Wendy’s: Shares Not On The Cheap Side, But Impressive Technical Momentum

Sign of Wendy"s restaurant in Niagara Falls, Ontario, Canada.

JHVEPhoto

Consumers are getting strapped, with the Personal Saving Rate down to the lowest level since 2005. The latest jobs report, though, actually showed that yearly hourly earnings are above the most recent Core PCE figure. Still, there’s no doubt that folks are spending down their excess savings. One restaurant could benefit from relatively less expensive food away from home, but the shares have a valuation premium.

FAH-FAFH Spreads Favors Restaurants

FAH-FAFH Spreads Favors Restaurants

BofA Global Research

According to Bank of America Global Research, Wendy’s (NASDAQ:WEN) is the third-largest hamburger quick-service restaurant chain. The company is trying to reinforce its historical brand positioning as a premium QSR brand through major remodels and product differentiation. Wendy’s is increasing its franchise mix and trying to restart unit growth in North America and internationally, where the brand has very little presence.

The Ohio-based $4.8 billion market cap Hotels, Restaurants, & Leisure industry company within the Consumer Discretionary sector trades at a high 26.2 trailing 12-month GAAP price-to-earnings ratio and pays a 2.2% dividend yield, according to The Wall Street Journal.

Recently, Wendy’s issued mixed Q3 results but mentioned that it had strong revenues from breakfast foods. Importantly, the management team reiterated FY 2022 guidance as the consumer, while strapped, might be trading down to Wendy’s low-cost fast food. Wendy’s remains a holding of activist investor and fund manager Nelson Peltz through Trian Fund Management. You can’t rule out a takeover of this name, either.

Downside risks include tough comps as the firm’s financials will roll off the launch of its breakfast lineup, which happened back in 2021. Also, significant international exposure is a question mark given tepid global GDP growth next year. Upside potential stems from improving high-margin breakfast sales, a lower US dollar, and possible M&A or strategic partnerships.

On valuation, analysts at BofA see earnings having risen at about the rate of inflation this year, but then rising nicely in 2023 and 2024. Dividends are expected to be flat near $0.40, though the latest payout announcement was for $0.125, implying a $0.50 forward annual yield. Wendy’s operating P/E still looks pricey even with 10% EPS growth, leading to a PEG near 2.0, while its EV/EBITDA ratio is high above 15. The restaurant chain generates significant free cash flow, though. Overall, the valuation looks a bit expensive when weighing all the evidence.

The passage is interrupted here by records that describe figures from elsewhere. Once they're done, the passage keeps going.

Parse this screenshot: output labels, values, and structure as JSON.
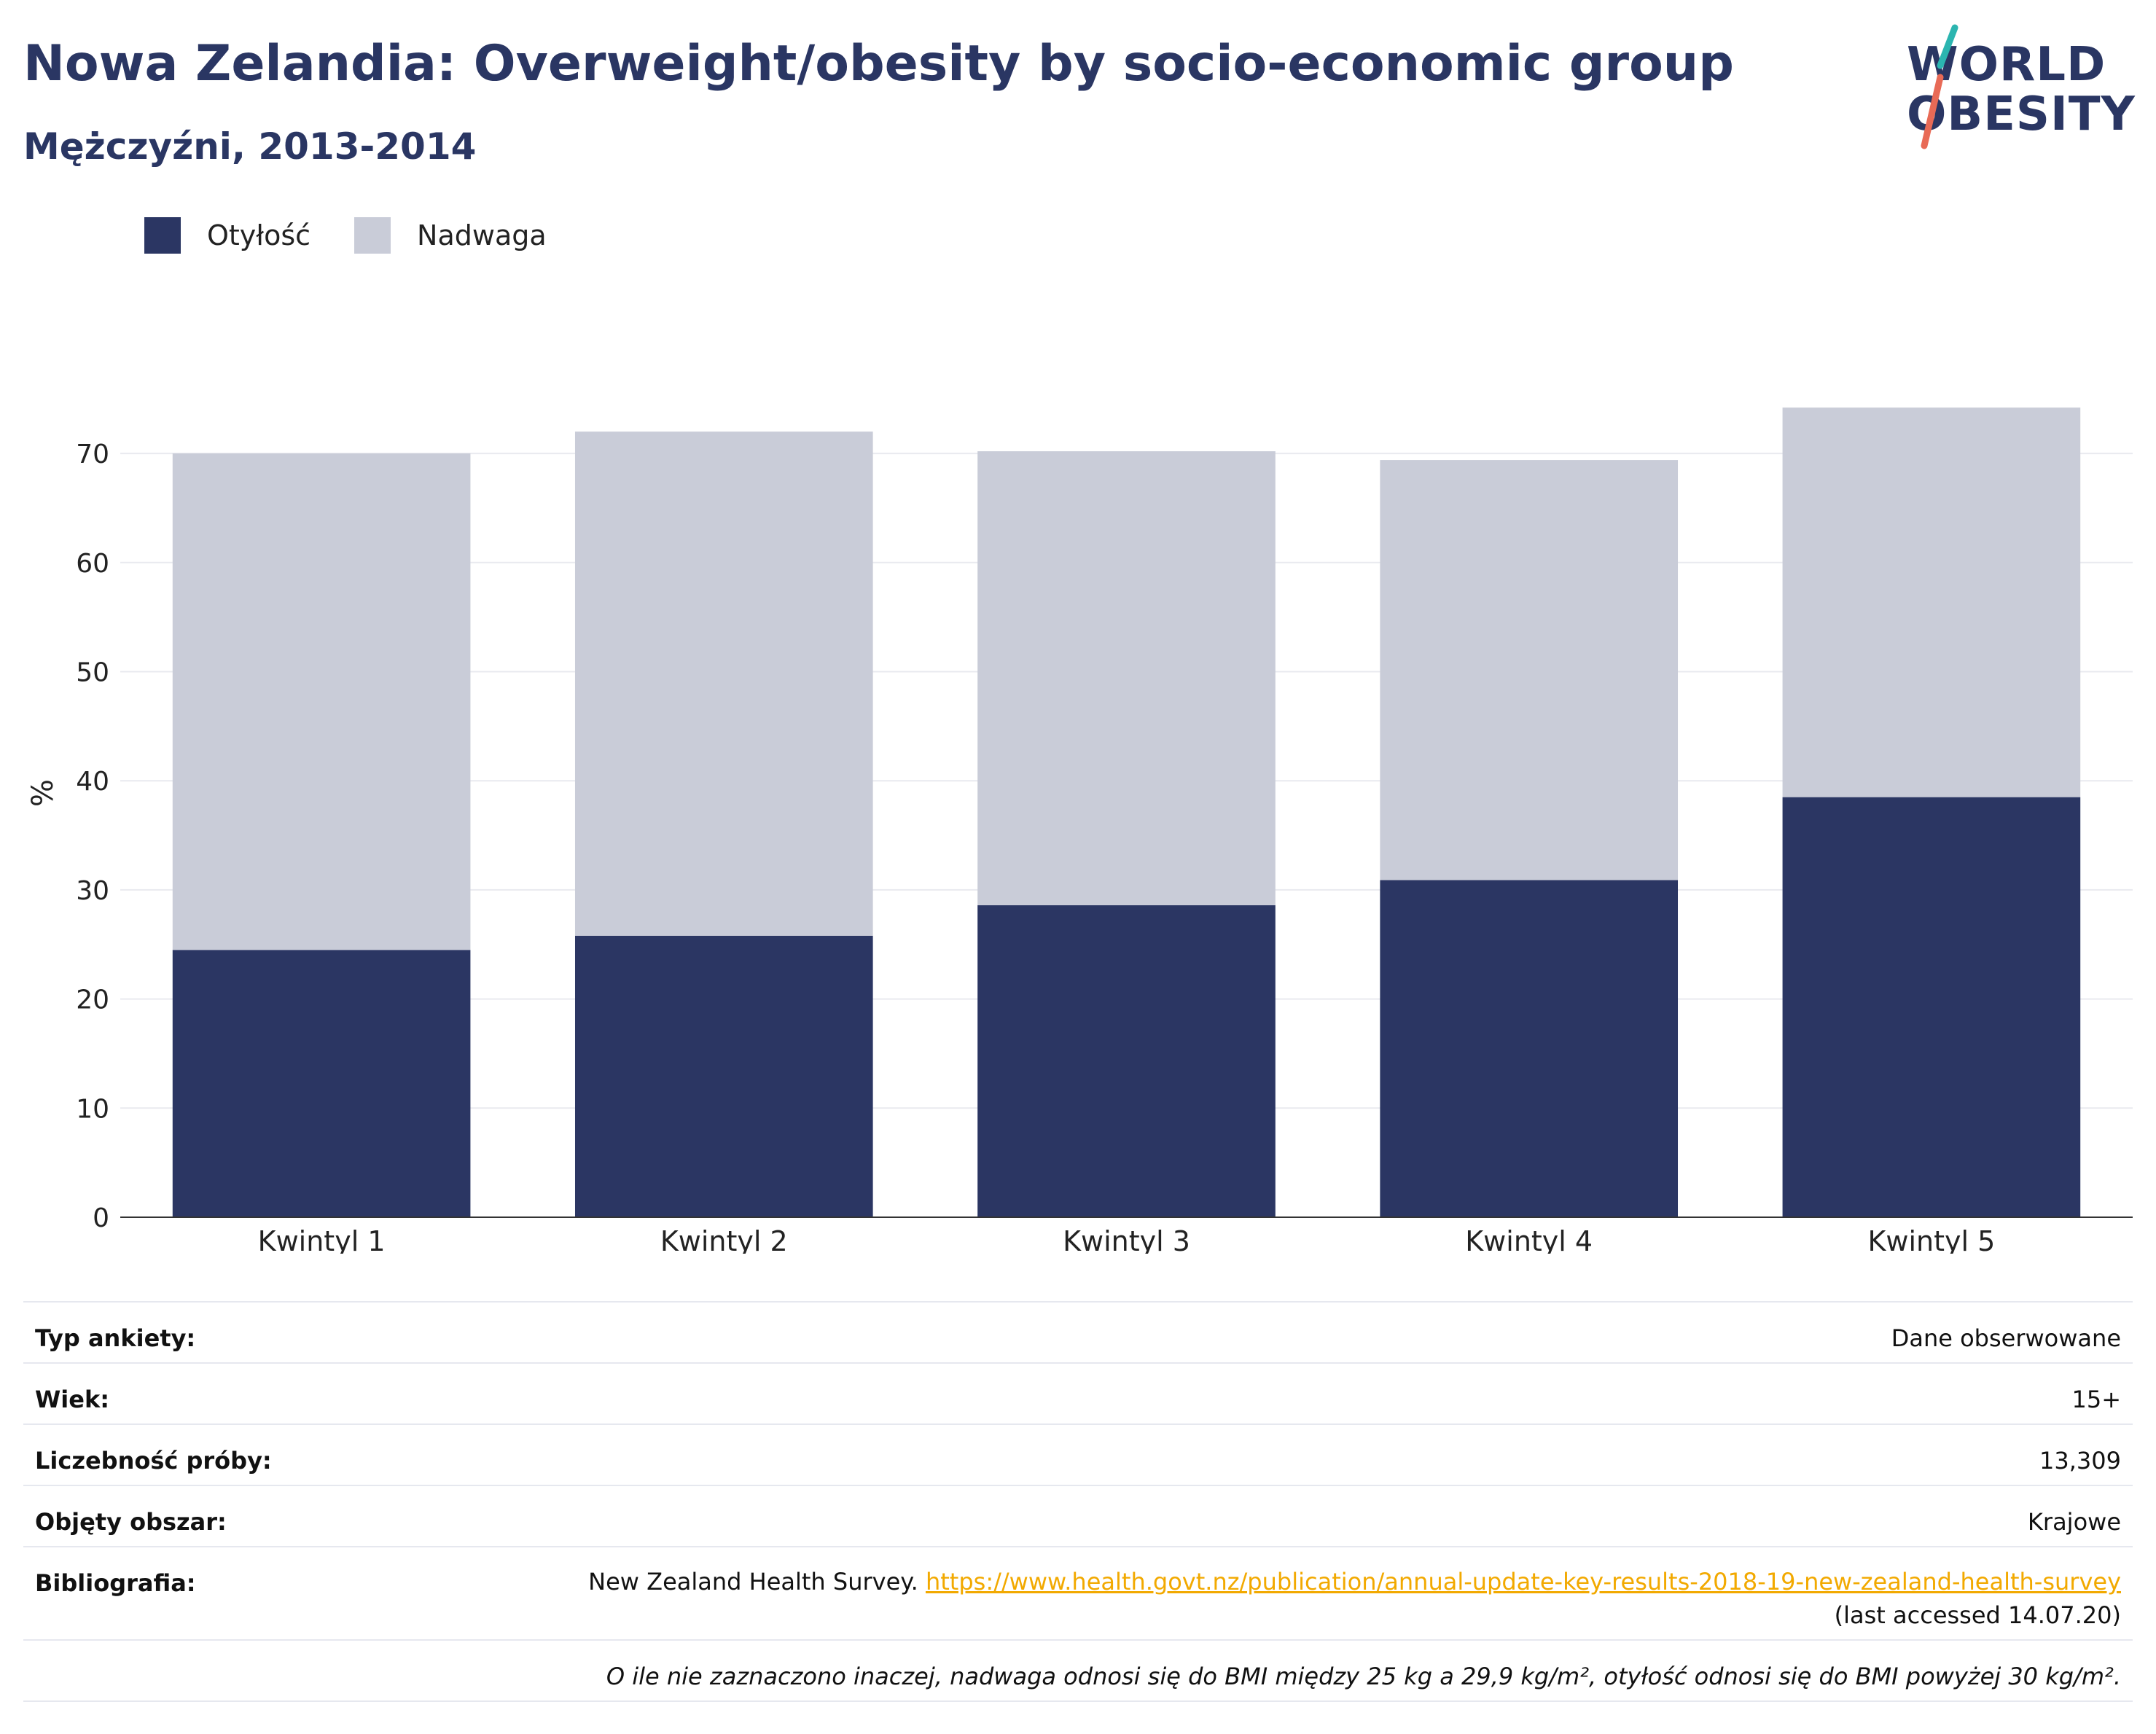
{
  "header": {
    "title": "Nowa Zelandia: Overweight/obesity by socio-economic group",
    "subtitle": "Mężczyźni, 2013-2014"
  },
  "logo": {
    "line1": "WORLD",
    "line2": "OBESITY"
  },
  "colors": {
    "obesity": "#2b3663",
    "overweight": "#c9ccd8",
    "text": "#2a3663",
    "link": "#f2a900",
    "logo_teal": "#2bb5b0",
    "logo_red": "#e86a56"
  },
  "chart_data": {
    "type": "bar",
    "stacked": true,
    "categories": [
      "Kwintyl 1",
      "Kwintyl 2",
      "Kwintyl 3",
      "Kwintyl 4",
      "Kwintyl 5"
    ],
    "series": [
      {
        "name": "Otyłość",
        "values": [
          24.5,
          25.8,
          28.6,
          30.9,
          38.5
        ]
      },
      {
        "name": "Nadwaga",
        "values": [
          45.5,
          46.2,
          41.6,
          38.5,
          35.7
        ]
      }
    ],
    "ylabel": "%",
    "xlabel": "",
    "ylim": [
      0,
      78
    ],
    "yticks": [
      0,
      10,
      20,
      30,
      40,
      50,
      60,
      70
    ],
    "grid": true,
    "legend_position": "top-left"
  },
  "meta": {
    "rows": [
      {
        "label": "Typ ankiety:",
        "value": "Dane obserwowane"
      },
      {
        "label": "Wiek:",
        "value": "15+"
      },
      {
        "label": "Liczebność próby:",
        "value": "13,309"
      },
      {
        "label": "Objęty obszar:",
        "value": "Krajowe"
      }
    ],
    "bib_label": "Bibliografia:",
    "bib_text": "New Zealand Health Survey.",
    "bib_link": "https://www.health.govt.nz/publication/annual-update-key-results-2018-19-new-zealand-health-survey",
    "bib_accessed": "(last accessed 14.07.20)",
    "note": "O ile nie zaznaczono inaczej, nadwaga odnosi się do BMI między 25 kg a 29,9 kg/m², otyłość odnosi się do BMI powyżej 30 kg/m²."
  }
}
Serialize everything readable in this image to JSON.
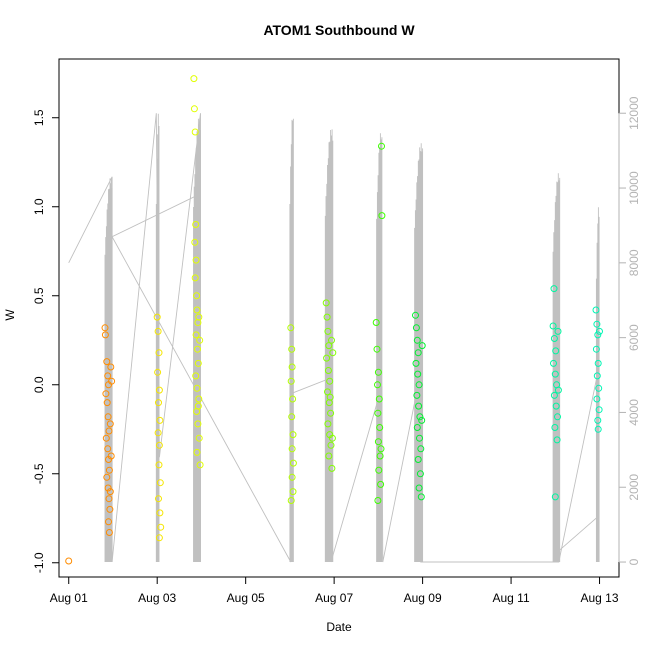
{
  "chart_data": {
    "type": "scatter",
    "title": "ATOM1 Southbound W",
    "xlabel": "Date",
    "ylabel": "W",
    "x_ticks": [
      "Aug 01",
      "Aug 03",
      "Aug 05",
      "Aug 07",
      "Aug 09",
      "Aug 11",
      "Aug 13"
    ],
    "x_tick_days": [
      1,
      3,
      5,
      7,
      9,
      11,
      13
    ],
    "xlim_days": [
      0.78,
      13.44
    ],
    "y_ticks": [
      "-1.0",
      "-0.5",
      "0.0",
      "0.5",
      "1.0",
      "1.5"
    ],
    "y_tick_values": [
      -1.0,
      -0.5,
      0.0,
      0.5,
      1.0,
      1.5
    ],
    "ylim": [
      -1.08,
      1.83
    ],
    "y2_ticks": [
      "0",
      "2000",
      "4000",
      "6000",
      "8000",
      "10000",
      "12000"
    ],
    "y2_tick_values": [
      0,
      2000,
      4000,
      6000,
      8000,
      10000,
      12000
    ],
    "y2lim": [
      -400,
      13450
    ],
    "colors": {
      "axis": "#000000",
      "secondary": "#c0c0c0",
      "secondary_axis": "#b3b3b3"
    },
    "series": [
      {
        "color": "#ff8c00",
        "points": [
          [
            1.0,
            -0.99
          ],
          [
            1.82,
            0.32
          ],
          [
            1.83,
            0.28
          ],
          [
            1.86,
            0.13
          ],
          [
            1.88,
            0.05
          ],
          [
            1.9,
            0.0
          ],
          [
            1.84,
            -0.05
          ],
          [
            1.87,
            -0.1
          ],
          [
            1.89,
            -0.18
          ],
          [
            1.91,
            -0.26
          ],
          [
            1.85,
            -0.3
          ],
          [
            1.88,
            -0.36
          ],
          [
            1.9,
            -0.42
          ],
          [
            1.92,
            -0.48
          ],
          [
            1.86,
            -0.52
          ],
          [
            1.89,
            -0.58
          ],
          [
            1.91,
            -0.64
          ],
          [
            1.93,
            -0.7
          ],
          [
            1.9,
            -0.77
          ],
          [
            1.92,
            -0.83
          ],
          [
            1.95,
            0.1
          ],
          [
            1.94,
            -0.22
          ],
          [
            1.96,
            -0.4
          ],
          [
            1.94,
            -0.6
          ],
          [
            1.97,
            0.02
          ]
        ]
      },
      {
        "color": "#f5e600",
        "points": [
          [
            3.0,
            0.38
          ],
          [
            3.02,
            0.3
          ],
          [
            3.04,
            0.18
          ],
          [
            3.01,
            0.07
          ],
          [
            3.05,
            -0.03
          ],
          [
            3.03,
            -0.1
          ],
          [
            3.06,
            -0.2
          ],
          [
            3.02,
            -0.27
          ],
          [
            3.05,
            -0.34
          ],
          [
            3.04,
            -0.45
          ],
          [
            3.07,
            -0.55
          ],
          [
            3.03,
            -0.64
          ],
          [
            3.06,
            -0.72
          ],
          [
            3.08,
            -0.8
          ],
          [
            3.05,
            -0.86
          ]
        ]
      },
      {
        "color": "#e1ff00",
        "points": [
          [
            3.83,
            1.72
          ],
          [
            3.84,
            1.55
          ],
          [
            3.86,
            1.42
          ],
          [
            3.87,
            0.9
          ],
          [
            3.85,
            0.8
          ],
          [
            3.88,
            0.7
          ],
          [
            3.86,
            0.6
          ],
          [
            3.89,
            0.5
          ],
          [
            3.9,
            0.42
          ],
          [
            3.92,
            0.35
          ],
          [
            3.88,
            0.28
          ],
          [
            3.91,
            0.2
          ],
          [
            3.93,
            0.12
          ],
          [
            3.87,
            0.05
          ],
          [
            3.9,
            -0.02
          ],
          [
            3.94,
            -0.08
          ],
          [
            3.89,
            -0.15
          ],
          [
            3.92,
            -0.22
          ],
          [
            3.95,
            -0.3
          ],
          [
            3.9,
            -0.38
          ],
          [
            3.97,
            -0.45
          ],
          [
            3.94,
            0.38
          ],
          [
            3.96,
            0.25
          ],
          [
            3.93,
            -0.12
          ]
        ]
      },
      {
        "color": "#b4ff00",
        "points": [
          [
            6.02,
            0.32
          ],
          [
            6.04,
            0.2
          ],
          [
            6.05,
            0.1
          ],
          [
            6.03,
            0.02
          ],
          [
            6.06,
            -0.08
          ],
          [
            6.04,
            -0.18
          ],
          [
            6.07,
            -0.28
          ],
          [
            6.05,
            -0.36
          ],
          [
            6.08,
            -0.44
          ],
          [
            6.05,
            -0.52
          ],
          [
            6.07,
            -0.6
          ],
          [
            6.03,
            -0.65
          ]
        ]
      },
      {
        "color": "#82ff00",
        "points": [
          [
            6.82,
            0.46
          ],
          [
            6.84,
            0.38
          ],
          [
            6.86,
            0.3
          ],
          [
            6.88,
            0.22
          ],
          [
            6.83,
            0.15
          ],
          [
            6.87,
            0.08
          ],
          [
            6.9,
            0.02
          ],
          [
            6.85,
            -0.04
          ],
          [
            6.89,
            -0.1
          ],
          [
            6.92,
            -0.16
          ],
          [
            6.86,
            -0.22
          ],
          [
            6.9,
            -0.28
          ],
          [
            6.93,
            -0.34
          ],
          [
            6.88,
            -0.4
          ],
          [
            6.95,
            -0.47
          ],
          [
            6.94,
            0.25
          ],
          [
            6.91,
            -0.07
          ],
          [
            6.97,
            0.18
          ],
          [
            6.96,
            -0.3
          ]
        ]
      },
      {
        "color": "#3cff00",
        "points": [
          [
            7.95,
            0.35
          ],
          [
            7.97,
            0.2
          ],
          [
            8.0,
            0.07
          ],
          [
            7.98,
            0.0
          ],
          [
            8.02,
            -0.08
          ],
          [
            7.99,
            -0.16
          ],
          [
            8.03,
            -0.24
          ],
          [
            8.0,
            -0.32
          ],
          [
            8.04,
            -0.4
          ],
          [
            8.01,
            -0.48
          ],
          [
            8.05,
            -0.56
          ],
          [
            7.99,
            -0.65
          ],
          [
            8.07,
            1.34
          ],
          [
            8.08,
            0.95
          ],
          [
            8.06,
            -0.36
          ]
        ]
      },
      {
        "color": "#00f030",
        "points": [
          [
            8.84,
            0.39
          ],
          [
            8.86,
            0.32
          ],
          [
            8.88,
            0.25
          ],
          [
            8.9,
            0.18
          ],
          [
            8.85,
            0.12
          ],
          [
            8.89,
            0.06
          ],
          [
            8.92,
            0.0
          ],
          [
            8.87,
            -0.06
          ],
          [
            8.91,
            -0.12
          ],
          [
            8.94,
            -0.18
          ],
          [
            8.88,
            -0.24
          ],
          [
            8.93,
            -0.3
          ],
          [
            8.96,
            -0.36
          ],
          [
            8.9,
            -0.42
          ],
          [
            8.95,
            -0.5
          ],
          [
            8.92,
            -0.58
          ],
          [
            8.97,
            -0.63
          ],
          [
            8.99,
            0.22
          ],
          [
            8.98,
            -0.2
          ]
        ]
      },
      {
        "color": "#00f5a0",
        "points": [
          [
            11.97,
            0.54
          ],
          [
            11.95,
            0.33
          ],
          [
            11.98,
            0.26
          ],
          [
            12.01,
            0.19
          ],
          [
            11.96,
            0.12
          ],
          [
            12.0,
            0.06
          ],
          [
            12.03,
            0.0
          ],
          [
            11.98,
            -0.06
          ],
          [
            12.02,
            -0.12
          ],
          [
            12.05,
            -0.18
          ],
          [
            11.99,
            -0.24
          ],
          [
            12.04,
            -0.31
          ],
          [
            12.0,
            -0.63
          ],
          [
            12.06,
            0.3
          ],
          [
            12.07,
            -0.03
          ]
        ]
      },
      {
        "color": "#00f5b4",
        "points": [
          [
            12.92,
            0.42
          ],
          [
            12.94,
            0.34
          ],
          [
            12.96,
            0.28
          ],
          [
            12.93,
            0.2
          ],
          [
            12.97,
            0.12
          ],
          [
            12.95,
            0.05
          ],
          [
            12.98,
            -0.02
          ],
          [
            12.94,
            -0.08
          ],
          [
            12.99,
            -0.14
          ],
          [
            12.96,
            -0.2
          ],
          [
            12.97,
            -0.25
          ],
          [
            13.0,
            0.3
          ]
        ]
      }
    ],
    "secondary_line": {
      "color": "#c0c0c0",
      "axis": "right",
      "points": [
        [
          1.0,
          8000
        ],
        [
          1.98,
          10300
        ],
        [
          1.98,
          0
        ],
        [
          2.98,
          12000
        ],
        [
          3.05,
          2800
        ],
        [
          3.98,
          12000
        ],
        [
          3.98,
          0
        ],
        [
          3.98,
          9800
        ],
        [
          3.9,
          9800
        ],
        [
          1.98,
          8700
        ],
        [
          3.98,
          4400
        ],
        [
          6.02,
          0
        ],
        [
          6.02,
          4500
        ],
        [
          6.88,
          4900
        ],
        [
          6.93,
          8500
        ],
        [
          6.93,
          0
        ],
        [
          8.08,
          4700
        ],
        [
          8.1,
          0
        ],
        [
          8.91,
          4800
        ],
        [
          8.96,
          2500
        ],
        [
          8.96,
          0
        ],
        [
          12.08,
          0
        ],
        [
          12.95,
          5000
        ],
        [
          12.95,
          1200
        ],
        [
          12.08,
          300
        ]
      ]
    },
    "secondary_bursts": [
      {
        "x_start": 1.82,
        "x_end": 1.98,
        "top": 10300,
        "bottom": 0
      },
      {
        "x_start": 2.98,
        "x_end": 3.04,
        "top": 12000,
        "bottom": 0
      },
      {
        "x_start": 3.82,
        "x_end": 3.98,
        "top": 11900,
        "bottom": 0
      },
      {
        "x_start": 6.0,
        "x_end": 6.08,
        "top": 12000,
        "bottom": 0
      },
      {
        "x_start": 6.8,
        "x_end": 6.97,
        "top": 11600,
        "bottom": 0
      },
      {
        "x_start": 7.96,
        "x_end": 8.08,
        "top": 11500,
        "bottom": 0
      },
      {
        "x_start": 8.82,
        "x_end": 9.0,
        "top": 11200,
        "bottom": 0
      },
      {
        "x_start": 11.95,
        "x_end": 12.1,
        "top": 10400,
        "bottom": 0
      },
      {
        "x_start": 12.93,
        "x_end": 12.99,
        "top": 9500,
        "bottom": 0
      }
    ]
  }
}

Wendy’s: Earnings, Valuation, Dividend Forecasts

Wendy's: Earnings, Valuation, Dividend Forecasts

BofA Global Research

Looking ahead, corporate event data provided by Wall Street Horizon shows a confirmed Q4 2022 earnings date of Wednesday, March 1. Before that, the stock has a dividend pay date of December 15 and the firm’s share repurchase program ends on February 28, 2023.

Corporate Event Calendar

Corporate Event Calendar

Wall Street Horizon

The Options Angle

Data from Options Research & Technology Services (ORATS) show an expected Q4 earnings-related stock price move of 5.1% using the nearest-expiring at-the-money straddle. So, thus far, there is little in the way of expected excess volatility in the cards.

WEN: Shares Rallied After Its Recent EPS Beat

WEN: Shares Rallied After Its Recent EPS Beat

ORATS

The Technical Take

WEN is a high relative strength chart in the last several months. Notice how shares broke above a key range just below $22 last month. That yields a bullish price objective to near $24.50 – which is important as that has been a historical point of profit-taking by the bulls. The stock paused there in late 2020, late 2021, and once again earlier this year. A breakout above $25 would likely lead to a test of the mid-2021 high above $29. For now, being long technically with a stop under $21 looks good on the charts.

WEN: Strong Momentum Confirms A Rising Stock Price, Targeting $24.50 to $25

WEN: Strong Momentum Confirms A Rising Stock Price, Targeting $24.50 to $25

StockCharts.com

The Bottom Line

I like Wendy’s technically, but the valuation is high. Long-term investors should wait for earnings to arrive so that the P/E hopefully retreats somewhat. Short-term traders looking at the charts should consider being long, however. This is one of the stocks that has a different taste based on one’s time horizon and style. That’s how it goes sometimes.